Ann Millwood, the sister of Thomas, took the stand during the trial. When asked if she had heard reports of this ghost, she replied yes and described it as such;
“Yes, I heard great talk of it,” Millwood explained, “that sometimes it appeared in a white sheet, and sometimes in a calf-skin dress, with horns on its head, and glass eyes.”
The stories got wilder from there, even saying the ghost took the shape of Napoleon Bonaparte, that its eyes glowed, and that it could even breath fire. It's safe to say that 19th century England had its fair share of superstition.
Thomas Millwood was a bricklayer who was always seen in a white jacket, white pants, and a white apron. Seen at night walking the streets of Hammersmith, you can somewhat understand why he was mistaken for ghost, especially given the tidal wave of rumors sweeping over the village.
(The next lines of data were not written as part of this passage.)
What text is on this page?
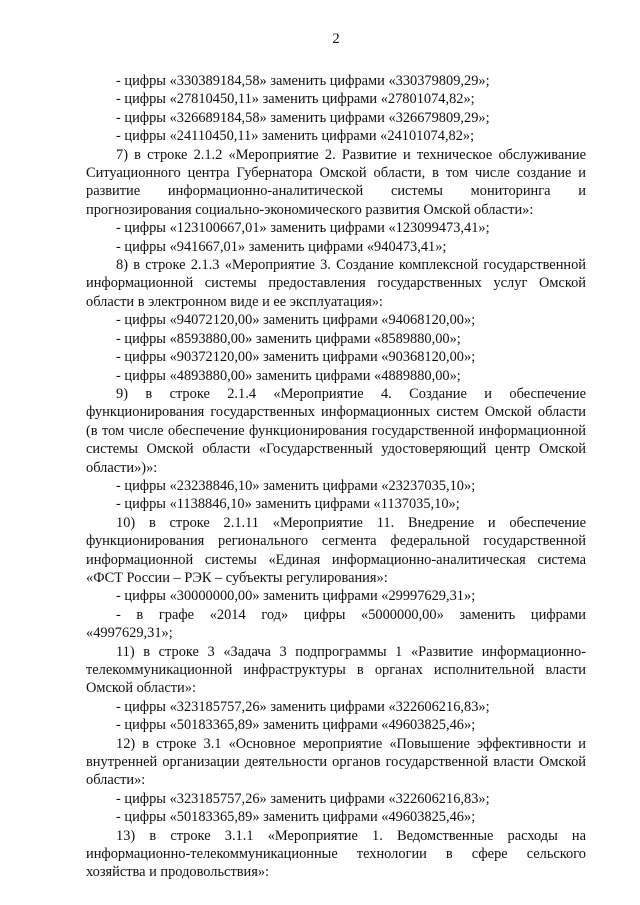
2

- цифры «330389184,58» заменить цифрами «330379809,29»;

- цифры «27810450,11» заменить цифрами «27801074,82»;

- цифры «326689184,58» заменить цифрами «326679809,29»;

- цифры «24110450,11» заменить цифрами «24101074,82»;

7) в строке 2.1.2 «Мероприятие 2. Развитие и техническое обслуживание Ситуационного центра Губернатора Омской области, в том числе создание и развитие информационно-аналитической системы мониторинга и прогнозирования социально-экономического развития Омской области»:

- цифры «123100667,01» заменить цифрами «123099473,41»;

- цифры «941667,01» заменить цифрами «940473,41»;

8) в строке 2.1.3 «Мероприятие 3. Создание комплексной государственной информационной системы предоставления государственных услуг Омской области в электронном виде и ее эксплуатация»:

- цифры «94072120,00» заменить цифрами «94068120,00»;

- цифры «8593880,00» заменить цифрами «8589880,00»;

- цифры «90372120,00» заменить цифрами «90368120,00»;

- цифры «4893880,00» заменить цифрами «4889880,00»;

9) в строке 2.1.4 «Мероприятие 4. Создание и обеспечение функционирования государственных информационных систем Омской области (в том числе обеспечение функционирования государственной информационной системы Омской области «Государственный удостоверяющий центр Омской области»)»:

- цифры «23238846,10» заменить цифрами «23237035,10»;

- цифры «1138846,10» заменить цифрами «1137035,10»;

10) в строке 2.1.11 «Мероприятие 11. Внедрение и обеспечение функционирования регионального сегмента федеральной государственной информационной системы «Единая информационно-аналитическая система «ФСТ России – РЭК – субъекты регулирования»:

- цифры «30000000,00» заменить цифрами «29997629,31»;

- в графе «2014 год» цифры «5000000,00» заменить цифрами

«4997629,31»;

11) в строке 3 «Задача 3 подпрограммы 1 «Развитие информационно-телекоммуникационной инфраструктуры в органах исполнительной власти Омской области»:

- цифры «323185757,26» заменить цифрами «322606216,83»;

- цифры «50183365,89» заменить цифрами «49603825,46»;

12) в строке 3.1 «Основное мероприятие «Повышение эффективности и внутренней организации деятельности органов государственной власти Омской области»:

- цифры «323185757,26» заменить цифрами «322606216,83»;

- цифры «50183365,89» заменить цифрами «49603825,46»;

13) в строке 3.1.1 «Мероприятие 1. Ведомственные расходы на информационно-телекоммуникационные технологии в сфере сельского хозяйства и продовольствия»:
A week after the murder, Smith was tried in London. The jury deliberated for only 45 minutes before returning with a verdict of manslaughter. The three judges overseeing the case rejected this decision, stating;
“The Court have no hesitation whatever with regard to the law,” Justice Rooke exclaimed, “and therefore the verdict must be—‘Guilty of Murder’ or ‘a total acquittal from want to evidence.’” It would need to either be guilty of murder or acquitted of all charges. He was quickly found guilty of murder and sentenced to hang the following week.
Lucky for Smith, his sentence was sent before the King who delayed the execution, and eventually granted Smith a full pardon.
What do you think, was Smith guilty of murder?